I decided to come to know exactly the people who were killed. Was it innocent people or soldiers? When I came here I saw most of the vulnerable people were killed. Ladies, kids and disabled people were killed.
“I decided to come to know exactly the people who were killed. Was it innocent people or soldiers? When I came here I saw most of the vulnerable people were killed. Ladies, kids and disabled people were killed,” he says.
Of the catalogue of horrors that includes charred infants and chopped children, the scene at St Andrews still stands out in Mayen’s mind.
“When we went to the church, we found six ladies who were raped, and I’m the one who took their clothes and covered them as they left them as they are,” naked and legs splayed, he says.
Melut says the church deaths take this conflict “beyond the universe”, but admits a lack of vehicles to transport the dead and manpower to check vast areas means no one really knows the details of incidents beyond Bor.
He only dares to venture that “over a thousand” people died in Bor town.
“Maybe 60 percent of Bor has been cleared,” he says. But this is a manual effort by teams going from house-to-house only a few kilometres from the crumpled town centre’s flattened and looted market, while most of the clashes happened on the roads leading to the state capital.
The fear of fresh fighting and memories of massacres have forced thousands to seek shelter at United Nations bases meant to house peacekeeping missions, but now resemble shanty towns, or for Bor residents, to an overcrowded site in nearby Minkamen where food and shelter are scarce.
But with rebels in five of Jonglei’s 11 counties still fighting the government and the Ugandan forces that have helped them retake and hold onto Bor, few are returning. Most are day-trippers trying to search through the rubble of desecrated huts, hoping to find anything they can use to rebuild their lives or trade for increasingly scarce food.

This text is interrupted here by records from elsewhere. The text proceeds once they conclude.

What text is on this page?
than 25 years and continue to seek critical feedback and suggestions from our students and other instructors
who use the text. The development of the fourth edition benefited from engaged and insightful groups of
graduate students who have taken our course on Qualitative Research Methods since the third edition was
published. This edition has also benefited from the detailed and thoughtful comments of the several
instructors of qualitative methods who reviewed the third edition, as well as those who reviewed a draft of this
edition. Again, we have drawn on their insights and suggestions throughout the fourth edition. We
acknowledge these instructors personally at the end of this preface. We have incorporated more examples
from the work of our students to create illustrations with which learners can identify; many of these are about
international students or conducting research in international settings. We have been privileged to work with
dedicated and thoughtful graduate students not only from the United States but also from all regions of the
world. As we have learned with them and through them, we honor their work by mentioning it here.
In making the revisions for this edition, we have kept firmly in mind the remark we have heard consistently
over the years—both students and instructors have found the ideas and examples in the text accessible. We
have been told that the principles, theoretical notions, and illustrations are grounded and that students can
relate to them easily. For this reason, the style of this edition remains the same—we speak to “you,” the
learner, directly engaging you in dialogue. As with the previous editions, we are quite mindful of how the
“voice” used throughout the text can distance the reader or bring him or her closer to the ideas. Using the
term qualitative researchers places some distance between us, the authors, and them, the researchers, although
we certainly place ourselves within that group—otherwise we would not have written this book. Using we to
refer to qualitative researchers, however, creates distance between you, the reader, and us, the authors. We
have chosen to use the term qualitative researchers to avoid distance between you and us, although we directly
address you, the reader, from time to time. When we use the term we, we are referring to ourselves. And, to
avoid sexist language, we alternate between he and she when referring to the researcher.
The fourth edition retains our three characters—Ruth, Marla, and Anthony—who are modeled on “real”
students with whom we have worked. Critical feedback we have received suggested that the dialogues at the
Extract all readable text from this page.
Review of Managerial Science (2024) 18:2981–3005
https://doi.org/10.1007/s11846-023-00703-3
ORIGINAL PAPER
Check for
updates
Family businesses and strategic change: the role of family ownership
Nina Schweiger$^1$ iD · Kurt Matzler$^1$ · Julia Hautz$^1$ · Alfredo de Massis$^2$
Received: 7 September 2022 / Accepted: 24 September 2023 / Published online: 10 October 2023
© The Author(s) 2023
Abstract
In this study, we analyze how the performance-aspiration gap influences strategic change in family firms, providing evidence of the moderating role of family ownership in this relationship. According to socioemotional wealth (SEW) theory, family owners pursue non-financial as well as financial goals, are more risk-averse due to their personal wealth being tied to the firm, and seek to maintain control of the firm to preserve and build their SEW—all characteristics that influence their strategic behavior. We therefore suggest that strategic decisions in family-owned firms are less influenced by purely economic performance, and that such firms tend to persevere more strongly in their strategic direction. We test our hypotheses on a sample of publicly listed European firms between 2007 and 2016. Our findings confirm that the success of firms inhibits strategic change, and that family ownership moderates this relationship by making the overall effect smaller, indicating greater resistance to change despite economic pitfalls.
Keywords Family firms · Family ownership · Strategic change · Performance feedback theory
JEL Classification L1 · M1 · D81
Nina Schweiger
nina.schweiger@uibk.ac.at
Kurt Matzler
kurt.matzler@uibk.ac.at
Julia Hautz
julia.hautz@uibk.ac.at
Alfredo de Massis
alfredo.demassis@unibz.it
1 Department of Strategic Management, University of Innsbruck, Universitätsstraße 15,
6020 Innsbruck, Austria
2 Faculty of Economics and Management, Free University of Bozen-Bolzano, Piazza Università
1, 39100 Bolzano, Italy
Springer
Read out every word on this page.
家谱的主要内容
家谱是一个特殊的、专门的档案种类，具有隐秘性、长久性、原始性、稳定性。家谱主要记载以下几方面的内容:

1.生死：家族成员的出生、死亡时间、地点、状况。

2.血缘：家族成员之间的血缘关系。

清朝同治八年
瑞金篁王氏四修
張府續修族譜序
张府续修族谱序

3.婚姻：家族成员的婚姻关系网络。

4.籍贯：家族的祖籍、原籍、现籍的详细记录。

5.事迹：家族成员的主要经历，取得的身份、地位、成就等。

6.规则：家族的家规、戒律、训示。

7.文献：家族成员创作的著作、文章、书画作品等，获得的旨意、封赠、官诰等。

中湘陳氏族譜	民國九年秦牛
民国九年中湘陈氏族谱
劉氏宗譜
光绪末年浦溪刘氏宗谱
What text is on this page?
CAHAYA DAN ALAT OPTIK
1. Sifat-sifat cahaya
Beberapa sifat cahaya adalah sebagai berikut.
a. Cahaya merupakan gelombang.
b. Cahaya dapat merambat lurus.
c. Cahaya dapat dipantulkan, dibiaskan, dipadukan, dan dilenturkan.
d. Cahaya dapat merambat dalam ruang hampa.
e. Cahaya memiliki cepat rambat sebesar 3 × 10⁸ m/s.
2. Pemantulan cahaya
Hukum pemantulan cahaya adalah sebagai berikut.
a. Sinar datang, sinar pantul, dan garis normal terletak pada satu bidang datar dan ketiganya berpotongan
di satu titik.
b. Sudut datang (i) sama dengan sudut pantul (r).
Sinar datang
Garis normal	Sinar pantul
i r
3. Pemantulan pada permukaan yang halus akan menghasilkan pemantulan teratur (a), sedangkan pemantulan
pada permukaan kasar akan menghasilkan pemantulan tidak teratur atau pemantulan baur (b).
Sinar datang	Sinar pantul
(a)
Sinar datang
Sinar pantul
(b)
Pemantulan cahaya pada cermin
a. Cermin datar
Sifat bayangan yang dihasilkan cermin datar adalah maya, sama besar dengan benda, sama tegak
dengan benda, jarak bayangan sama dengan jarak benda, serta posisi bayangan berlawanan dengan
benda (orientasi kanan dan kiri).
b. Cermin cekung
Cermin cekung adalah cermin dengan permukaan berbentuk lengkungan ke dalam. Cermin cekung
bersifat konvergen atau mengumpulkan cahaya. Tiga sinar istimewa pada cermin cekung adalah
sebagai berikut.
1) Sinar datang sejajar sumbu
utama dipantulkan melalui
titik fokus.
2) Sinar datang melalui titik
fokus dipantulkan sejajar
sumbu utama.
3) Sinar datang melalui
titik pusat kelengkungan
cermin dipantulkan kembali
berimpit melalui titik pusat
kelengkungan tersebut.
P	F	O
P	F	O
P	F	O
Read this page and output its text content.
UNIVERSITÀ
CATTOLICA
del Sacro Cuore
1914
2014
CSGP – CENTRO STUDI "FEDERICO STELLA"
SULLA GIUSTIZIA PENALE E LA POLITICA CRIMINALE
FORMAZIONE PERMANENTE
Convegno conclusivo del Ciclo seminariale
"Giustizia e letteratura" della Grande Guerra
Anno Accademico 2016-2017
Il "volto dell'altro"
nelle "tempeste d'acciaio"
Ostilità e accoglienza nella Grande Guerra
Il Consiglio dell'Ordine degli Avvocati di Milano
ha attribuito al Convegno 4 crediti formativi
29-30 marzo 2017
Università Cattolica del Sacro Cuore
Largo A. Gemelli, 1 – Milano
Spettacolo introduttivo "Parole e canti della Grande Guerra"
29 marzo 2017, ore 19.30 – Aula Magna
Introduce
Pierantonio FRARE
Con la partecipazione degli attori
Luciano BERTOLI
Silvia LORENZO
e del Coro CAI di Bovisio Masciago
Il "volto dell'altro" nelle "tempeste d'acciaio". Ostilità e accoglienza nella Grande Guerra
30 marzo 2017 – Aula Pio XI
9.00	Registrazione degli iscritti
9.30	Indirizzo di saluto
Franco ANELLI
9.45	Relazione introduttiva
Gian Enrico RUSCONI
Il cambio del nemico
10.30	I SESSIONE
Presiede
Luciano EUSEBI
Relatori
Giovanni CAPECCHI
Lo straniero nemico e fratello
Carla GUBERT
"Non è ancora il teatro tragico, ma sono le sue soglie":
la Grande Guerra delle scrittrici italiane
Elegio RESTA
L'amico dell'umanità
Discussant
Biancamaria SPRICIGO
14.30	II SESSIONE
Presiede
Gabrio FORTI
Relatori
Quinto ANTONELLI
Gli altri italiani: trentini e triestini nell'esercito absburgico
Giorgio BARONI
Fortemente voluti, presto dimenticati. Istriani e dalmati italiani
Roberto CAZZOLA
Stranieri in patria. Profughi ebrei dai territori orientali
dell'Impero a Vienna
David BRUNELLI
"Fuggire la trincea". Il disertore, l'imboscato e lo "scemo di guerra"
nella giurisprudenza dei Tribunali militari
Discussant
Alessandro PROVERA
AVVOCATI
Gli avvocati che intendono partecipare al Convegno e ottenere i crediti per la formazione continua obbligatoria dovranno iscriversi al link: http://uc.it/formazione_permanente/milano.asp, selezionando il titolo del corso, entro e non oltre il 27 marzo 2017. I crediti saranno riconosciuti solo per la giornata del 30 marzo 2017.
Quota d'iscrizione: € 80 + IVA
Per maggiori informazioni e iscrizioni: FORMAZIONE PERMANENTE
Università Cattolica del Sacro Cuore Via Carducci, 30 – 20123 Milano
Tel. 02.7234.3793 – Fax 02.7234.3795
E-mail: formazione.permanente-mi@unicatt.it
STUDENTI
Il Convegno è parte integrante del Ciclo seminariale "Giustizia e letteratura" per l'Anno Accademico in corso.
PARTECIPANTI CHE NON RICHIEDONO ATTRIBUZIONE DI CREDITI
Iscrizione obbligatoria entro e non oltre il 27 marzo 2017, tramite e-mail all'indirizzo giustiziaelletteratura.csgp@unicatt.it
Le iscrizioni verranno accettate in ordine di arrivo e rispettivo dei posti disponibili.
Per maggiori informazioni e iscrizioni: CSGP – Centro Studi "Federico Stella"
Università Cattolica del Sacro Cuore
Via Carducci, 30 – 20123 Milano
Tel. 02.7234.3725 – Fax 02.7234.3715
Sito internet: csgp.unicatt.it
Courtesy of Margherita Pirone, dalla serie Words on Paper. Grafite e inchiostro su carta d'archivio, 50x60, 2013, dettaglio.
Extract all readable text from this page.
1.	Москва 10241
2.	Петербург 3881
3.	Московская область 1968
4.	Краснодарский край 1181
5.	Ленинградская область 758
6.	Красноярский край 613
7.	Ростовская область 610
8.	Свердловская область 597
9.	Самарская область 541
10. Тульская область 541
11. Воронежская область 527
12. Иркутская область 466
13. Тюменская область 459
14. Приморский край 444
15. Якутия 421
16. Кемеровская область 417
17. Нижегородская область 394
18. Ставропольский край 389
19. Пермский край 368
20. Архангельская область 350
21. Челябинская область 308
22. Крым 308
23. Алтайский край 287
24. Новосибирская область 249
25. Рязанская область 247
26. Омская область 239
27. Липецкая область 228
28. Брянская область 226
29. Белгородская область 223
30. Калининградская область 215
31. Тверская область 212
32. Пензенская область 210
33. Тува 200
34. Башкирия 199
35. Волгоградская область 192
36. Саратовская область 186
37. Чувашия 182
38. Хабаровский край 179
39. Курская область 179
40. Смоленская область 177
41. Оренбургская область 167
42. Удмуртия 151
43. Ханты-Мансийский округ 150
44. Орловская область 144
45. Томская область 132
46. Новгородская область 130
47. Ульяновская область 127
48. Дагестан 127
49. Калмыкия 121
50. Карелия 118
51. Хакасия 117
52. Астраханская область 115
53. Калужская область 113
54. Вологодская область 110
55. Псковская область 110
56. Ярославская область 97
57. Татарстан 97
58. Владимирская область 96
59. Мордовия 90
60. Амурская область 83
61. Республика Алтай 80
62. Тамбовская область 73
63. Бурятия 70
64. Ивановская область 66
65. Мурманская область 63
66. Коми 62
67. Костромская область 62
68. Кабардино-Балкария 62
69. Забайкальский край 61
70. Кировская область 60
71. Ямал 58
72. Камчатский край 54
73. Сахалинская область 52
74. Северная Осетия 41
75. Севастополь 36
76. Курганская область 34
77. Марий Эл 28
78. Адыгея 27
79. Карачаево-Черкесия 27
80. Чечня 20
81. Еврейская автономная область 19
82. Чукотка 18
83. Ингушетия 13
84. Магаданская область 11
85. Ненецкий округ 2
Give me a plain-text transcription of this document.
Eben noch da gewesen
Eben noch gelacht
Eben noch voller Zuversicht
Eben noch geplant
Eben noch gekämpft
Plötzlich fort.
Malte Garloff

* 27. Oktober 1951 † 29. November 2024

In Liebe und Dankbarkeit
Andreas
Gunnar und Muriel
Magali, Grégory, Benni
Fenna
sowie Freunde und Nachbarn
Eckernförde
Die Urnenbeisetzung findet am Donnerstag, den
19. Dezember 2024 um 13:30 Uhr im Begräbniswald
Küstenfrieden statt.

Back at St Andrews, Reverend Thomas Kur is haunted by the ghosts of the massacre that invade his senses. The smell of blood won’t leave him, despite taking out all the wooden doors, washing and bleaching the floors several times, and digging up the sodden earth where three dead women were found outside.
Standing next to a grave that the UN dug for about 20 people – including two priests shot on the Juba-to-Bor road – he chokes when talking about the huge loss of life and the indignity of all the death.
“There’s no funerals. Who’s there? The whole town is deserted,” Kur says, bloodshot eyes bulging. “I’m now used to being in the place of the burials like this morning, where that mass grave of 134 are buried … and the bodies are still being collected. They are in the houses, the small huts.”
Local officials are appealing to international aid agencies to return to help, but at the UN peacekeeping base most staff are still holed up because of insecurity.
Reports from de-mining teams of remnants of cluster munitions discovered around Bor will further deter those mulling moves beyond the town.
Agot is too scared to move beyond her small hut. She tries to cling to her memories of better times, just before her remaining good eye clouded over, when she danced and sang for hours to celebrate the birth of a new country.
“Now, I’m living in fear of death. People have been killed and we are abandoned, without hope even for life.”